Notwithstanding any other provision of this section, a major integrated oil company (as defined in section 167(h)) may not use the method provided in subsection (b) in inventorying of any goods.

.

(b)

Effective date and special rule

(1)

In general

The amendment made by subsection (a) shall apply to taxable years beginning after December 31, 2012.

(2)

Change in method of accounting

In the case of any taxpayer required by the amendment made by this section to change its method of accounting for its first taxable year beginning after the date of the enactment of this Act—

(A)

such change shall be treated as initiated by the taxpayer,

(B)

such change shall be treated as made with the consent of the Secretary of the Treasury, and

(C)

the net amount of the adjustments required to be taken into account by the taxpayer under section 481 of the Internal Revenue Code of 1986 shall be taken into account ratably over a period (not greater than 8 taxable years) beginning with such first taxable year.

411.

Modifications of foreign tax credit rules applicable to dual capacity taxpayers

(a)

In general

Section 901 of the Internal Revenue Code of 1986 is amended by redesignating subsection (n) as subsection (o) and by inserting after subsection (m) the following new subsection:

(n)

Special rules relating to major integrated oil companies which are dual capacity taxpayers

(1)

General rule

Notwithstanding any other provision of this chapter, any amount paid or accrued by a dual capacity taxpayer which is a major integrated oil company (as defined in section 167(h)) to a foreign country or possession of the United States for any period shall not be considered a tax—

(A)

if, for such period, the foreign country or possession does not impose a generally applicable income tax, or

(B)

to the extent such amount exceeds the amount (determined in accordance with regulations) which—

(i)

is paid by such dual capacity taxpayer pursuant to the generally applicable income tax imposed by the country or possession, or

(ii)

would be paid if the generally applicable income tax imposed by the country or possession were applicable to such dual capacity taxpayer.

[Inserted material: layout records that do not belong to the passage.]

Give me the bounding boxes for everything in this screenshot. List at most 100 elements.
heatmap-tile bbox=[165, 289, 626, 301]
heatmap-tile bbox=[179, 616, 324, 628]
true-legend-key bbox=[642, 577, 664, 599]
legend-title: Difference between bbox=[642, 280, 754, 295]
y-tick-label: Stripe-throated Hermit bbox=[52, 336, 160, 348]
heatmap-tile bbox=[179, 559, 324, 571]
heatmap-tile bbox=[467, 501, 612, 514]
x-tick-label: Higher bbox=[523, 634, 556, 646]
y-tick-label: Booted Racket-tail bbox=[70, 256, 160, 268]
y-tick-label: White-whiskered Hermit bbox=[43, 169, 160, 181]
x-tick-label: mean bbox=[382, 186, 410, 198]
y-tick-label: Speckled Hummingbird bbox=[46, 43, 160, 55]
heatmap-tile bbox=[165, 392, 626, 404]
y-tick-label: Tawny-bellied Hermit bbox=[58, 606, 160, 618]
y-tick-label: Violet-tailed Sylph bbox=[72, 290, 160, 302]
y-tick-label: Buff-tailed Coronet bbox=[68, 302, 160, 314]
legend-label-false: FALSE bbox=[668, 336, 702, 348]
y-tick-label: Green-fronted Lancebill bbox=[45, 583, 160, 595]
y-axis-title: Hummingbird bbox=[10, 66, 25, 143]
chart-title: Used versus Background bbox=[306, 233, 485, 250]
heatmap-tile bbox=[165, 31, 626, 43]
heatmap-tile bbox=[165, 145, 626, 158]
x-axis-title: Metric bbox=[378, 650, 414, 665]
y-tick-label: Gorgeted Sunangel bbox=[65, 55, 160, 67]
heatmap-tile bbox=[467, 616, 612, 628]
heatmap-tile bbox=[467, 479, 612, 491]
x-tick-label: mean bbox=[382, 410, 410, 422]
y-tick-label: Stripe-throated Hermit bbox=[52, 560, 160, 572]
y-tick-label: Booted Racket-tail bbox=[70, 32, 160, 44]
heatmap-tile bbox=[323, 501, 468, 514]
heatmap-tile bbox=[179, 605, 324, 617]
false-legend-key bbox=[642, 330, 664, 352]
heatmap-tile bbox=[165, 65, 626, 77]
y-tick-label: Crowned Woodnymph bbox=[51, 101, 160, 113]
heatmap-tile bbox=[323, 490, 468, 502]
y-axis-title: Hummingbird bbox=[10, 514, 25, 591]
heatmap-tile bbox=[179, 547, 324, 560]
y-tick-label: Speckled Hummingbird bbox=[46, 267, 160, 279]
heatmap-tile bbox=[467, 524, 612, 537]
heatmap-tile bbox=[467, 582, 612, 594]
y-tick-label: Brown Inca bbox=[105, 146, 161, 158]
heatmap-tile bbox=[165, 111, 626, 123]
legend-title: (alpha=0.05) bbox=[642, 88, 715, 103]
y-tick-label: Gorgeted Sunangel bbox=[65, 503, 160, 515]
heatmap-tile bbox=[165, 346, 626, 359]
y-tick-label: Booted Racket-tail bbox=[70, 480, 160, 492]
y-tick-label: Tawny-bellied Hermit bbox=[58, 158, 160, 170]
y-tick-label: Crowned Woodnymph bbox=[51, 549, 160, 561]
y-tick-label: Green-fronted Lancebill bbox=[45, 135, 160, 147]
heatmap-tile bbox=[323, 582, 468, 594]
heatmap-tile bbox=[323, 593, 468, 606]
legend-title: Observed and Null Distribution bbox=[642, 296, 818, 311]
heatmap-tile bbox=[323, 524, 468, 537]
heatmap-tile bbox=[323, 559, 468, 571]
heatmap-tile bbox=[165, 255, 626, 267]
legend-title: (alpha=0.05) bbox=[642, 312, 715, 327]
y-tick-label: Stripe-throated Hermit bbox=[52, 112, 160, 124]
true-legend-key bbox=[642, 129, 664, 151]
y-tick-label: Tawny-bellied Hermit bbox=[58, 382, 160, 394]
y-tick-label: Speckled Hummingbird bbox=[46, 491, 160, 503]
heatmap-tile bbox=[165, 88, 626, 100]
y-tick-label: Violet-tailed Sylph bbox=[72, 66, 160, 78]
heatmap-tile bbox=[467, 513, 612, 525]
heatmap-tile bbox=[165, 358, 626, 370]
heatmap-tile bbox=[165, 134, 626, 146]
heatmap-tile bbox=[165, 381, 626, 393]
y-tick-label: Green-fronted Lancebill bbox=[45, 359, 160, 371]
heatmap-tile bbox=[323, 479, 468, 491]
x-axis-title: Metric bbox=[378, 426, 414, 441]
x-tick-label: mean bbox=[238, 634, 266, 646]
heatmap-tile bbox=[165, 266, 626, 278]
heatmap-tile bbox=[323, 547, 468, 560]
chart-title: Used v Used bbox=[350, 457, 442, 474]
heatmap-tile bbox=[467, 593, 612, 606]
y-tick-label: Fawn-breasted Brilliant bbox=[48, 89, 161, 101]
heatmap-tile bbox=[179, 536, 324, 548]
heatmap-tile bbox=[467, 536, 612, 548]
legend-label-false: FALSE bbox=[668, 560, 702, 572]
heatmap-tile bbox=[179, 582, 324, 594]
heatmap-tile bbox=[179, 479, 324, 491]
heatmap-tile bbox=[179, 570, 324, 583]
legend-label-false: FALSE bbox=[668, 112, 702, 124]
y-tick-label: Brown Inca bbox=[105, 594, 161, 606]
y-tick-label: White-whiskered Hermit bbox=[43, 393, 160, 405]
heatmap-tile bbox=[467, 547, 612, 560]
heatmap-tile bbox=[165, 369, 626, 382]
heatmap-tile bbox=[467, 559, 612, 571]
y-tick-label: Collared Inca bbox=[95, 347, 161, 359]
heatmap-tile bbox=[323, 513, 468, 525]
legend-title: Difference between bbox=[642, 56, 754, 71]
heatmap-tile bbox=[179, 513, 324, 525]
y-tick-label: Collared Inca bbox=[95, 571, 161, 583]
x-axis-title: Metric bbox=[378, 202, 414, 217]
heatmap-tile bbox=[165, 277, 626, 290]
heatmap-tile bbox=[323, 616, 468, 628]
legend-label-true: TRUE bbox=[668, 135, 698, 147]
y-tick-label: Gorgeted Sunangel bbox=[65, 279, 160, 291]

Nothing in this paragraph shall be construed to imply the proper treatment of any such amount not in excess of the amount determined under subparagraph (B).
(2)

Dual capacity taxpayer

For purposes of this subsection, the term dual capacity taxpayer means, with respect to any foreign country or possession of the United States, a person who—

(A)

is subject to a levy of such country or possession, and

(B)

receives (or will receive) directly or indirectly a specific economic benefit (as determined in accordance with regulations) from such country or possession.

(3)

Generally applicable income tax

For purposes of this subsection—

(A)

In general

The term generally applicable income tax means an income tax (or a series of income taxes) which is generally imposed under the laws of a foreign country or possession on income derived from the conduct of a trade or business within such country or possession.

(B)

Exceptions

Such term shall not include a tax unless it has substantial application, by its terms and in practice, to—

(i)

persons who are not dual capacity taxpayers, and

(ii)

persons who are citizens or residents of the foreign country or possession.

.

(b)

Effective date

(1)

In general

The amendments made by this section shall apply to taxes paid or accrued in taxable years beginning after December 31, 2012.

(2)

Contrary treaty obligations upheld

The amendments made by this section shall not apply to the extent contrary to any treaty obligation of the United States.